BILL I think that's what both of those organisations were doing, and my advice to them is they can't wait this out, they are capable of being creative and flexible, and providing better value for money, and if they focused a bit more on the services and a bit less on the politics I'm sure they'd get ahead.

GUYON So they were playing politics, wheeling out something that's unacceptable hoping it's knocked down and to try and create some public sympathy?

BILL Well it's an old trick isn't it? But I have to say the majority of the civil service can see their obligation to the public and there is professionalism, I mean they are rethinking how they do business because in two or three years time things in the public sector will be just as tight as they are now.

GUYON Can you guarantee there'll be the same amount of government departments at the end of this term, I mean I understand that there's serious consideration about Women's Affairs and Consumer Affairs, whether they actually need to continue existing, is that correct?

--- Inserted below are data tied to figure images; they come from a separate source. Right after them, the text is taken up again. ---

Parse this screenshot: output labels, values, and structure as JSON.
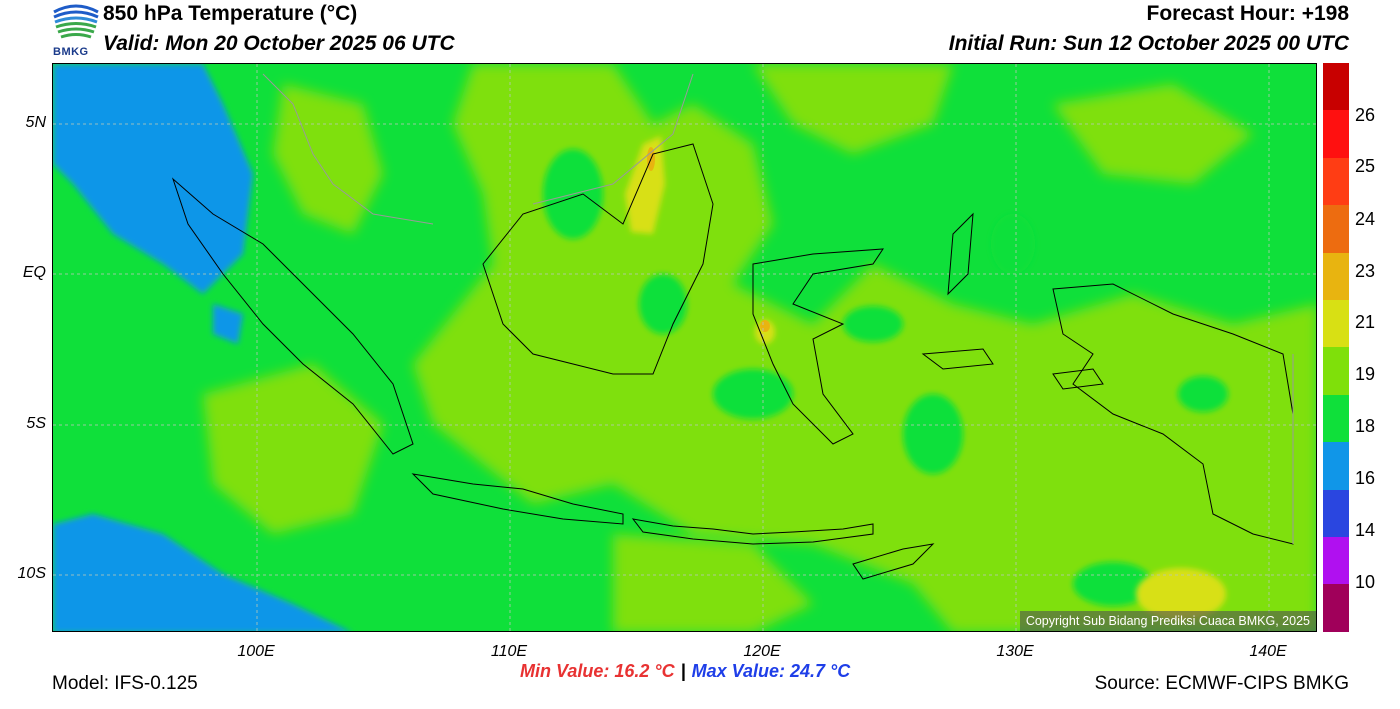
{
  "header": {
    "logo_text": "BMKG",
    "title": "850 hPa Temperature (°C)",
    "valid": "Valid: Mon 20 October 2025 06 UTC",
    "forecast_hour": "Forecast Hour: +198",
    "initial_run": "Initial Run: Sun 12 October 2025 00 UTC"
  },
  "map": {
    "lat_labels": [
      "5N",
      "EQ",
      "5S",
      "10S"
    ],
    "lon_labels": [
      "100E",
      "110E",
      "120E",
      "130E",
      "140E"
    ],
    "copyright": "Copyright Sub Bidang Prediksi Cuaca BMKG, 2025"
  },
  "colorbar": {
    "labels": [
      "26",
      "25",
      "24",
      "23",
      "21",
      "19",
      "18",
      "16",
      "14",
      "10"
    ],
    "colors": [
      "#c80000",
      "#ff1010",
      "#ff3d14",
      "#ed6c10",
      "#e8b410",
      "#d8e014",
      "#7fe00a",
      "#0fe03a",
      "#1096e8",
      "#2a46e0",
      "#b010f0",
      "#a0005a"
    ]
  },
  "stats": {
    "min": "Min Value: 16.2 °C",
    "max": "Max Value: 24.7 °C"
  },
  "footer": {
    "model": "Model: IFS-0.125",
    "source": "Source: ECMWF-CIPS BMKG"
  }
}
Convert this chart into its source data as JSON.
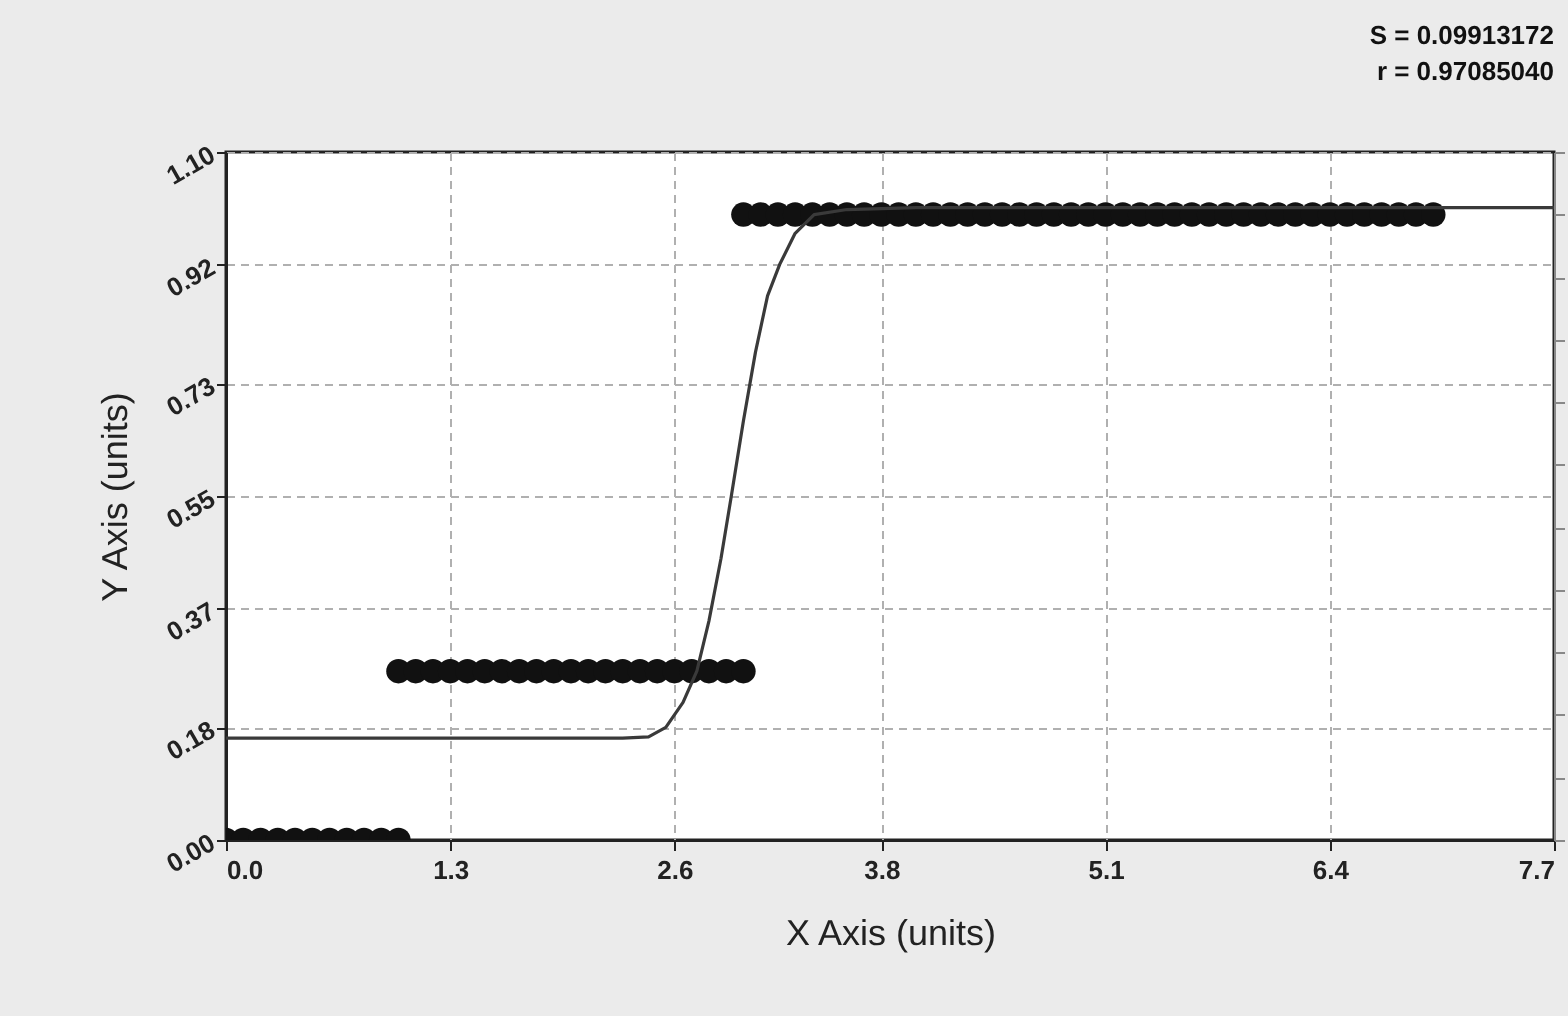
{
  "chart_data": {
    "type": "scatter",
    "xlabel": "X Axis (units)",
    "ylabel": "Y Axis (units)",
    "annotations": [
      "S = 0.09913172",
      "r = 0.97085040"
    ],
    "xlim": [
      0,
      7.7
    ],
    "xticks": [
      {
        "value": 0,
        "label": "0.0"
      },
      1.3,
      2.6,
      3.8,
      5.1,
      6.4,
      7.7
    ],
    "ylim": [
      0,
      1.1
    ],
    "yticks": [
      {
        "value": 0,
        "label": "0.00"
      },
      0.18,
      0.37,
      0.55,
      0.73,
      0.92,
      {
        "value": 1.1,
        "label": "1.10"
      }
    ],
    "grid": true,
    "marker": "circle",
    "series": [
      {
        "color": "#111111",
        "x": [
          0,
          0.1,
          0.2,
          0.3,
          0.4,
          0.5,
          0.6,
          0.7,
          0.8,
          0.9,
          1.0,
          1.0,
          1.1,
          1.2,
          1.3,
          1.4,
          1.5,
          1.6,
          1.7,
          1.8,
          1.9,
          2.0,
          2.1,
          2.2,
          2.3,
          2.4,
          2.5,
          2.6,
          2.7,
          2.8,
          2.9,
          3.0,
          3.0,
          3.1,
          3.2,
          3.3,
          3.4,
          3.5,
          3.6,
          3.7,
          3.8,
          3.9,
          4.0,
          4.1,
          4.2,
          4.3,
          4.4,
          4.5,
          4.6,
          4.7,
          4.8,
          4.9,
          5.0,
          5.1,
          5.2,
          5.3,
          5.4,
          5.5,
          5.6,
          5.7,
          5.8,
          5.9,
          6.0,
          6.1,
          6.2,
          6.3,
          6.4,
          6.5,
          6.6,
          6.7,
          6.8,
          6.9,
          7.0
        ],
        "values": [
          0,
          0,
          0,
          0,
          0,
          0,
          0,
          0,
          0,
          0,
          0,
          0.27,
          0.27,
          0.27,
          0.27,
          0.27,
          0.27,
          0.27,
          0.27,
          0.27,
          0.27,
          0.27,
          0.27,
          0.27,
          0.27,
          0.27,
          0.27,
          0.27,
          0.27,
          0.27,
          0.27,
          0.27,
          1.0,
          1.0,
          1.0,
          1.0,
          1.0,
          1.0,
          1.0,
          1.0,
          1.0,
          1.0,
          1.0,
          1.0,
          1.0,
          1.0,
          1.0,
          1.0,
          1.0,
          1.0,
          1.0,
          1.0,
          1.0,
          1.0,
          1.0,
          1.0,
          1.0,
          1.0,
          1.0,
          1.0,
          1.0,
          1.0,
          1.0,
          1.0,
          1.0,
          1.0,
          1.0,
          1.0,
          1.0,
          1.0,
          1.0,
          1.0,
          1.0
        ]
      },
      {
        "type": "line",
        "color": "#3a3a3a",
        "marker": "none",
        "x": [
          0,
          2.3,
          2.45,
          2.55,
          2.65,
          2.73,
          2.8,
          2.87,
          2.93,
          3.0,
          3.07,
          3.14,
          3.21,
          3.3,
          3.41,
          3.6,
          4.0,
          7.7
        ],
        "values": [
          0.163,
          0.163,
          0.165,
          0.18,
          0.22,
          0.27,
          0.35,
          0.45,
          0.55,
          0.67,
          0.78,
          0.87,
          0.92,
          0.97,
          1.0,
          1.008,
          1.011,
          1.011
        ]
      }
    ]
  }
}
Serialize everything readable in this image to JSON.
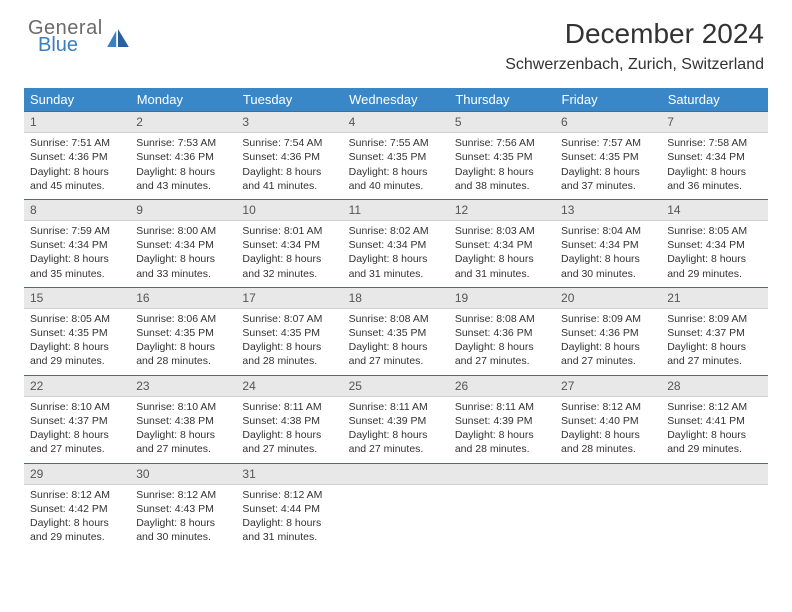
{
  "brand": {
    "main": "General",
    "sub": "Blue"
  },
  "title": "December 2024",
  "location": "Schwerzenbach, Zurich, Switzerland",
  "colors": {
    "header_bg": "#3a87c7",
    "header_text": "#ffffff",
    "daynum_bg": "#e8e8e8",
    "rule": "#3a6fa0",
    "logo_gray": "#6b6b6b",
    "logo_blue": "#3a7fbf"
  },
  "days_of_week": [
    "Sunday",
    "Monday",
    "Tuesday",
    "Wednesday",
    "Thursday",
    "Friday",
    "Saturday"
  ],
  "weeks": [
    [
      {
        "n": "1",
        "sr": "7:51 AM",
        "ss": "4:36 PM",
        "dl": "8 hours and 45 minutes."
      },
      {
        "n": "2",
        "sr": "7:53 AM",
        "ss": "4:36 PM",
        "dl": "8 hours and 43 minutes."
      },
      {
        "n": "3",
        "sr": "7:54 AM",
        "ss": "4:36 PM",
        "dl": "8 hours and 41 minutes."
      },
      {
        "n": "4",
        "sr": "7:55 AM",
        "ss": "4:35 PM",
        "dl": "8 hours and 40 minutes."
      },
      {
        "n": "5",
        "sr": "7:56 AM",
        "ss": "4:35 PM",
        "dl": "8 hours and 38 minutes."
      },
      {
        "n": "6",
        "sr": "7:57 AM",
        "ss": "4:35 PM",
        "dl": "8 hours and 37 minutes."
      },
      {
        "n": "7",
        "sr": "7:58 AM",
        "ss": "4:34 PM",
        "dl": "8 hours and 36 minutes."
      }
    ],
    [
      {
        "n": "8",
        "sr": "7:59 AM",
        "ss": "4:34 PM",
        "dl": "8 hours and 35 minutes."
      },
      {
        "n": "9",
        "sr": "8:00 AM",
        "ss": "4:34 PM",
        "dl": "8 hours and 33 minutes."
      },
      {
        "n": "10",
        "sr": "8:01 AM",
        "ss": "4:34 PM",
        "dl": "8 hours and 32 minutes."
      },
      {
        "n": "11",
        "sr": "8:02 AM",
        "ss": "4:34 PM",
        "dl": "8 hours and 31 minutes."
      },
      {
        "n": "12",
        "sr": "8:03 AM",
        "ss": "4:34 PM",
        "dl": "8 hours and 31 minutes."
      },
      {
        "n": "13",
        "sr": "8:04 AM",
        "ss": "4:34 PM",
        "dl": "8 hours and 30 minutes."
      },
      {
        "n": "14",
        "sr": "8:05 AM",
        "ss": "4:34 PM",
        "dl": "8 hours and 29 minutes."
      }
    ],
    [
      {
        "n": "15",
        "sr": "8:05 AM",
        "ss": "4:35 PM",
        "dl": "8 hours and 29 minutes."
      },
      {
        "n": "16",
        "sr": "8:06 AM",
        "ss": "4:35 PM",
        "dl": "8 hours and 28 minutes."
      },
      {
        "n": "17",
        "sr": "8:07 AM",
        "ss": "4:35 PM",
        "dl": "8 hours and 28 minutes."
      },
      {
        "n": "18",
        "sr": "8:08 AM",
        "ss": "4:35 PM",
        "dl": "8 hours and 27 minutes."
      },
      {
        "n": "19",
        "sr": "8:08 AM",
        "ss": "4:36 PM",
        "dl": "8 hours and 27 minutes."
      },
      {
        "n": "20",
        "sr": "8:09 AM",
        "ss": "4:36 PM",
        "dl": "8 hours and 27 minutes."
      },
      {
        "n": "21",
        "sr": "8:09 AM",
        "ss": "4:37 PM",
        "dl": "8 hours and 27 minutes."
      }
    ],
    [
      {
        "n": "22",
        "sr": "8:10 AM",
        "ss": "4:37 PM",
        "dl": "8 hours and 27 minutes."
      },
      {
        "n": "23",
        "sr": "8:10 AM",
        "ss": "4:38 PM",
        "dl": "8 hours and 27 minutes."
      },
      {
        "n": "24",
        "sr": "8:11 AM",
        "ss": "4:38 PM",
        "dl": "8 hours and 27 minutes."
      },
      {
        "n": "25",
        "sr": "8:11 AM",
        "ss": "4:39 PM",
        "dl": "8 hours and 27 minutes."
      },
      {
        "n": "26",
        "sr": "8:11 AM",
        "ss": "4:39 PM",
        "dl": "8 hours and 28 minutes."
      },
      {
        "n": "27",
        "sr": "8:12 AM",
        "ss": "4:40 PM",
        "dl": "8 hours and 28 minutes."
      },
      {
        "n": "28",
        "sr": "8:12 AM",
        "ss": "4:41 PM",
        "dl": "8 hours and 29 minutes."
      }
    ],
    [
      {
        "n": "29",
        "sr": "8:12 AM",
        "ss": "4:42 PM",
        "dl": "8 hours and 29 minutes."
      },
      {
        "n": "30",
        "sr": "8:12 AM",
        "ss": "4:43 PM",
        "dl": "8 hours and 30 minutes."
      },
      {
        "n": "31",
        "sr": "8:12 AM",
        "ss": "4:44 PM",
        "dl": "8 hours and 31 minutes."
      },
      null,
      null,
      null,
      null
    ]
  ],
  "labels": {
    "sunrise": "Sunrise:",
    "sunset": "Sunset:",
    "daylight": "Daylight:"
  }
}
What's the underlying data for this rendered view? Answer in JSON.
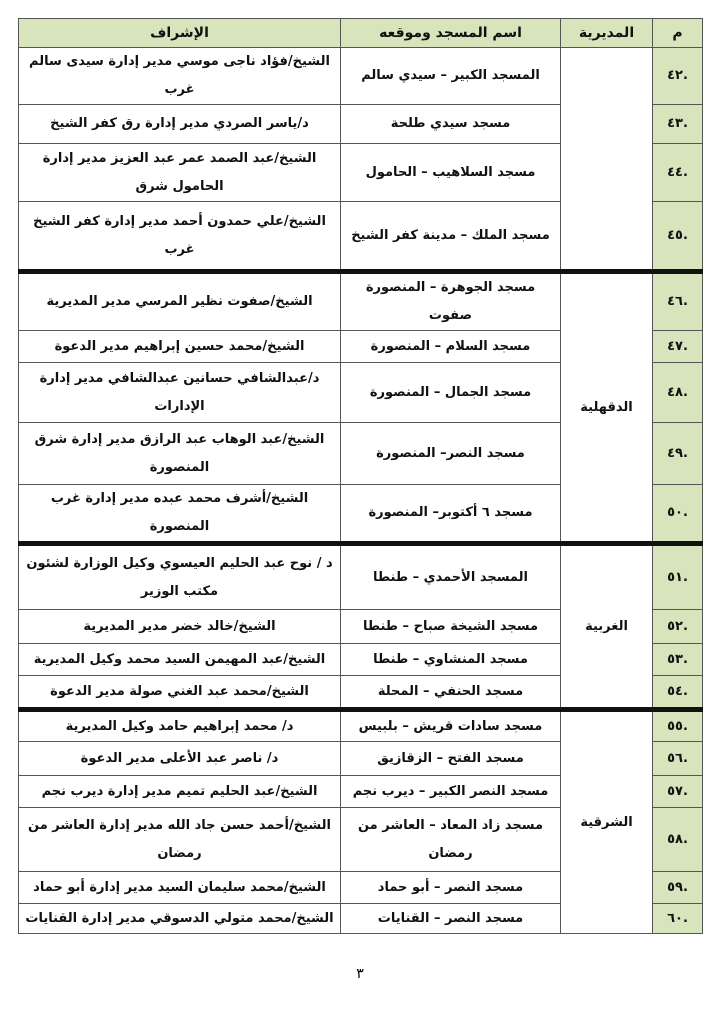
{
  "table": {
    "headers": {
      "number": "م",
      "directorate": "المديرية",
      "mosque": "اسم المسجد وموقعه",
      "supervision": "الإشراف"
    },
    "groups": [
      {
        "directorate": "",
        "rows": [
          {
            "number": ".٤٢",
            "mosque": "المسجد الكبير – سيدي سالم",
            "supervision": "الشيخ/فؤاد ناجى موسي مدير إدارة سيدى سالم غرب"
          },
          {
            "number": ".٤٣",
            "mosque": "مسجد سيدي طلحة",
            "supervision": "د/ياسر الصردي مدير إدارة رق كفر الشيخ"
          },
          {
            "number": ".٤٤",
            "mosque": "مسجد السلاهيب – الحامول",
            "supervision": "الشيخ/عبد الصمد عمر عبد العزيز مدير إدارة الحامول شرق"
          },
          {
            "number": ".٤٥",
            "mosque": "مسجد الملك – مدينة كفر الشيخ",
            "supervision": "الشيخ/علي حمدون أحمد مدير إدارة كفر الشيخ غرب"
          }
        ]
      },
      {
        "directorate": "الدقهلية",
        "rows": [
          {
            "number": ".٤٦",
            "mosque": "مسجد الجوهرة – المنصورة صفوت",
            "supervision": "الشيخ/صفوت نظير المرسي مدير المديرية"
          },
          {
            "number": ".٤٧",
            "mosque": "مسجد السلام – المنصورة",
            "supervision": "الشيخ/محمد حسين إبراهيم مدير الدعوة"
          },
          {
            "number": ".٤٨",
            "mosque": "مسجد الجمال – المنصورة",
            "supervision": "د/عبدالشافي حسانين عبدالشافي مدير إدارة الإدارات"
          },
          {
            "number": ".٤٩",
            "mosque": "مسجد النصر– المنصورة",
            "supervision": "الشيخ/عبد الوهاب عبد الرازق مدير إدارة شرق المنصورة"
          },
          {
            "number": ".٥٠",
            "mosque": "مسجد ٦ أكتوبر– المنصورة",
            "supervision": "الشيخ/أشرف محمد عبده مدير إدارة غرب المنصورة"
          }
        ]
      },
      {
        "directorate": "الغربية",
        "rows": [
          {
            "number": ".٥١",
            "mosque": "المسجد الأحمدي – طنطا",
            "supervision": "د / نوح عبد الحليم العيسوي وكيل الوزارة لشئون مكتب الوزير"
          },
          {
            "number": ".٥٢",
            "mosque": "مسجد الشيخة صباح – طنطا",
            "supervision": "الشيخ/خالد خضر مدير المديرية"
          },
          {
            "number": ".٥٣",
            "mosque": "مسجد المنشاوي – طنطا",
            "supervision": "الشيخ/عبد المهيمن السيد محمد وكيل المديرية"
          },
          {
            "number": ".٥٤",
            "mosque": "مسجد الحنفي – المحلة",
            "supervision": "الشيخ/محمد عبد الغني صولة مدير الدعوة"
          }
        ]
      },
      {
        "directorate": "الشرقية",
        "rows": [
          {
            "number": ".٥٥",
            "mosque": "مسجد سادات قريش – بلبيس",
            "supervision": "د/ محمد إبراهيم حامد وكيل المديرية"
          },
          {
            "number": ".٥٦",
            "mosque": "مسجد الفتح – الزقازيق",
            "supervision": "د/ ناصر عبد الأعلى مدير الدعوة"
          },
          {
            "number": ".٥٧",
            "mosque": "مسجد النصر الكبير – ديرب نجم",
            "supervision": "الشيخ/عبد الحليم تميم مدير إدارة ديرب نجم"
          },
          {
            "number": ".٥٨",
            "mosque": "مسجد زاد المعاد – العاشر من رمضان",
            "supervision": "الشيخ/أحمد حسن جاد الله مدير إدارة العاشر من رمضان"
          },
          {
            "number": ".٥٩",
            "mosque": "مسجد النصر – أبو حماد",
            "supervision": "الشيخ/محمد سليمان السيد مدير إدارة أبو حماد"
          },
          {
            "number": ".٦٠",
            "mosque": "مسجد النصر – القنايات",
            "supervision": "الشيخ/محمد متولي الدسوقي مدير إدارة القنايات"
          }
        ]
      }
    ]
  },
  "page_number": "٣"
}
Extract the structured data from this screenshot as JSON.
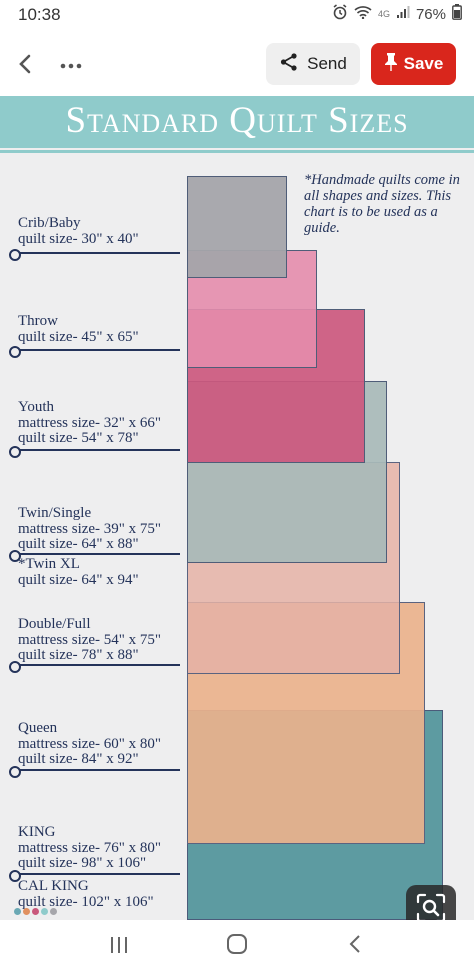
{
  "status_bar": {
    "time": "10:38",
    "network": "4G",
    "battery": "76%"
  },
  "header": {
    "send_label": "Send",
    "save_label": "Save"
  },
  "pin": {
    "title": "Standard Quilt Sizes",
    "note": "*Handmade quilts come in all shapes and sizes. This chart is to be used as a guide.",
    "colors": {
      "band": "#8fcbcb",
      "text": "#24335a",
      "crib": "#a6a6ab",
      "throw": "#e592b0",
      "youth": "#c9587c",
      "twin": "#a9bbb8",
      "twin_xl": "#e6bfb6",
      "double": "#e5aa95",
      "queen": "#e6b38e",
      "king": "#5d9ba1"
    },
    "sizes": [
      {
        "lines": [
          "Crib/Baby",
          "quilt size- 30\" x 40\""
        ]
      },
      {
        "lines": [
          "Throw",
          "quilt size- 45\" x 65\""
        ]
      },
      {
        "lines": [
          "Youth",
          "mattress size- 32\" x 66\"",
          "quilt size- 54\" x 78\""
        ]
      },
      {
        "lines": [
          "Twin/Single",
          "mattress size- 39\" x 75\"",
          "quilt size- 64\" x 88\""
        ]
      },
      {
        "lines": [
          "*Twin XL",
          "quilt size- 64\" x 94\""
        ]
      },
      {
        "lines": [
          "Double/Full",
          "mattress size- 54\" x  75\"",
          "quilt size- 78\" x 88\""
        ]
      },
      {
        "lines": [
          "Queen",
          "mattress size- 60\" x 80\"",
          "quilt size- 84\" x 92\""
        ]
      },
      {
        "lines": [
          "KING",
          "mattress size- 76\" x 80\"",
          "quilt size- 98\" x 106\""
        ]
      },
      {
        "lines": [
          "CAL KING",
          "quilt size- 102\" x 106\""
        ]
      }
    ]
  },
  "icons": {
    "back": "chevron-left-icon",
    "more": "more-horizontal-icon",
    "send": "share-icon",
    "save": "pin-icon",
    "lens": "visual-search-icon",
    "nav_recent": "recent-apps-icon",
    "nav_home": "home-icon",
    "nav_back": "back-icon"
  }
}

BILL Well I wouldn't guarantee the same number of government departments.

GUYON Sorry, can I focus on those two with respect, Consumer Affairs and Women's Affairs, I've heard that there's serious consideration to actually getting rid of those departments, is that being looked at?

BILL Look - we want to focus actually on the large entities, the smaller ones don't cost much and you don't get big gains from shifting them around.

GUYON So can you guarantee their continued existence?

BILL Well look I can't guarantee it because we haven't really considered these things in much detail.

GUYON It is true then that it has been considered isn't it?

BILL Well it may have been mentioned somewhere, but I have to say the government's focus is much more on getting gains on the large numbers, rather than on what are in the scheme of things very very small entities.

GUYON Right, so merging or abolishing those smaller departments isn't gonna actually save you a lot of money, is not really on your agenda?

BILL Well it's certainly not our top priority, our highest priority is to sort out the very large entities, and you've seen ACC, Housing Corp's another very large one, Health and Education are clearly where you've got the public very sensitive to the way services are delivered, and that's where our focus is.

GUYON You've got 1.1 billion dollars to spend in your next budget, there's not a lot of new money, will we see like last budget a lot of areas pruned back and reprioritised, and that spending made available for new initiatives?

BILL We're going to see a lot of that going on within the government departments, so most departments are getting nothing this budget, and they're going through a process right now where instead of focusing on bidding for another few million on top of the billion they've already got, they're spending time looking at the billion they've already got, and we'll see the results of that come through in the next two or three months.

GUYON Just final quick question, how would you describe your May budget?

BILL Oh look I think it's just going to be another step towards rebalancing the economy in a longer process of considered reform, but we want to move to stronger focus on investment and savings and sustainable jobs, and move away from a focus on consumption and probably speculation.

GUYON Thank you very much for coming and joining us, Bill English.